航空灯火は、航空機の離着陸や地上走行に必要なものであり、夜間や悪天候時は航空灯火が点灯しなければ離着陸することはできません。函館空港には1,347灯が設置されており、常時、航空灯火施設や灯火用電気設備の監視業務を行っています。管制官との交信や航空機の位置・機体情報を把握するために必要な無線施設も、停止すれば離着陸が困難になります。こうした重要施設を安定して稼働させるとともに、それらに電力を供給する受配電設備もしっかりと管理することが、航空灯火・電気技術官の使命です。
また、停電作業が必要な精密点検の際は運航に影響のない深夜に行います。道内に限らず他空港と作業日が重ならないように日程調整に気を配り、点検作業を確実に行うことで、空の安全・安心を守っています。
航空局の設備は安全性・信頼性とも高く設計され運用されていますが、長期間使用していくことで、劣化などで綻びがでてきてしまいます。保安管理にあたっては、施設の異音や換気口からの雨や雪の吹き込みなど、点検報告書だけでは分かりにくいことをそのままにせず、日々巡回している工事業者の方から詳しく話を聞いたり、自分自身が現場を直接目視し確認することで、不具合・障害が発生する前に、その芽を摘むことを心がけています。
以前は自動車検査の独立行政法人に所属し、検査場で業務に従事していました。もともと交通インフラの整備に興味を持っていたことから、2009年に今の職場に転職しました。学生時代は電子工学を専攻していましたが、勉強の過程で基礎電気工学を学んだ経験があり、交通インフラ整備関連業務の中で少しでも知識のある仕事に就こうと考えました。実際に働いてみると、自分で発注したり、現場監督を行った設備が完成し、交通インフラの一部として残る仕事を達成したときにやりがいを感じますね。
航空局に入る際、航空灯火・電気技術課では主任技術者資格の全員取得を目標にしているという話を聞き、チャレンジすることにしました。普段は業務終了後に自宅に帰ってから試験勉強を行うことが多かったのですが、職場でも資格取得に関する研修の場を設けていただき、効率的に勉強することができました。採用後に勉強に着手し、長期間かかりましたが、昨年合格できてうれしかったです。
他部署が整備工事を設計する際、新たに電気設備を設置するが、既存の分電盤で対応できるかという打診がありました。

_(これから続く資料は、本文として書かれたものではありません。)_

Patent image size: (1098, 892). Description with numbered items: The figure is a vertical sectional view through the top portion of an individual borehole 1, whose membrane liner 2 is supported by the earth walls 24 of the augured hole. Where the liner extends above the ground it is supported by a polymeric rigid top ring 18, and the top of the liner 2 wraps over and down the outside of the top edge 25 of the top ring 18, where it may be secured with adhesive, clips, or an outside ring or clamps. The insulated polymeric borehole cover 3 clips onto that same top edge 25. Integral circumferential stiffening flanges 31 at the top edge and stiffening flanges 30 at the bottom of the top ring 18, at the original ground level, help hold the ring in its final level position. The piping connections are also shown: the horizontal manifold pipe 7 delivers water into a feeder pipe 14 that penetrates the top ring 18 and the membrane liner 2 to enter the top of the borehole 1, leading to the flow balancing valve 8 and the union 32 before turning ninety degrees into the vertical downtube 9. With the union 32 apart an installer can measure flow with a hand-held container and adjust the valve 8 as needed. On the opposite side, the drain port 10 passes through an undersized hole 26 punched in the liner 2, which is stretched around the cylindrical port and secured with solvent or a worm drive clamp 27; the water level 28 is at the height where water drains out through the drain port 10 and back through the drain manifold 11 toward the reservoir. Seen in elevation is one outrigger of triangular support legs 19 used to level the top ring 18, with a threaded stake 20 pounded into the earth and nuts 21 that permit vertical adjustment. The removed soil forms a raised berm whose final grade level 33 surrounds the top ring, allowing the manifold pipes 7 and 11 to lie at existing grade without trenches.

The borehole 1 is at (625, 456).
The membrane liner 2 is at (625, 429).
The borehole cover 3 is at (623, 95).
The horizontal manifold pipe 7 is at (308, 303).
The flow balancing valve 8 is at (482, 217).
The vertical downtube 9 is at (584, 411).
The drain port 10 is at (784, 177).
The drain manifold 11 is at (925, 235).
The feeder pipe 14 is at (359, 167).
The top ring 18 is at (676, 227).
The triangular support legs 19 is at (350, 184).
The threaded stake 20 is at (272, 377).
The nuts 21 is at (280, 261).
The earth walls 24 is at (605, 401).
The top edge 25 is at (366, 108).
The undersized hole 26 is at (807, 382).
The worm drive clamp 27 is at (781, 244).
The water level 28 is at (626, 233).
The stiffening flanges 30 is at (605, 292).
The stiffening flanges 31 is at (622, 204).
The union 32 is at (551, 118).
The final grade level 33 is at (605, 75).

試験の際に必要だった容量計算をしてみると、分電盤の改造と配線用遮断器の変更が必要であることが判明しました。当該部署からは「設計段階で改造が必要だと分かって良かった。契約してからでは運転開始期日に間に合っていなかったので助かった」と言っていただきました。
電気設備の管理・工事に関する知識を活用し、自ら提案、指示できますし、将来的に空港の主任技術者として任命されれば、総合的に管理する役職への道も開けると思います。
函館空港は今年3月に民営化されました。これにより、航空灯火施設などは空港運営会社が管理し、航空局は電力会社からの受電施設および無線施設に関する電源管理が主体となります。当面の大きな目標は今回の民営化に伴う電源設備の更新・改修を無事故で完了させることです。1月以降、官・民の監視分離に対応したケーブルの敷設や装置改良、航空灯火用電気設備の更新を実施しました。現在は受配電設備の真空遮断器と保護継電器の更新作業を進めています。
電気主任技術者は需要が高く、活躍できる場面の多い資格です。私自身、合格までに時間がかかりましたが、根気よく資格取得を目指してほしいと思います。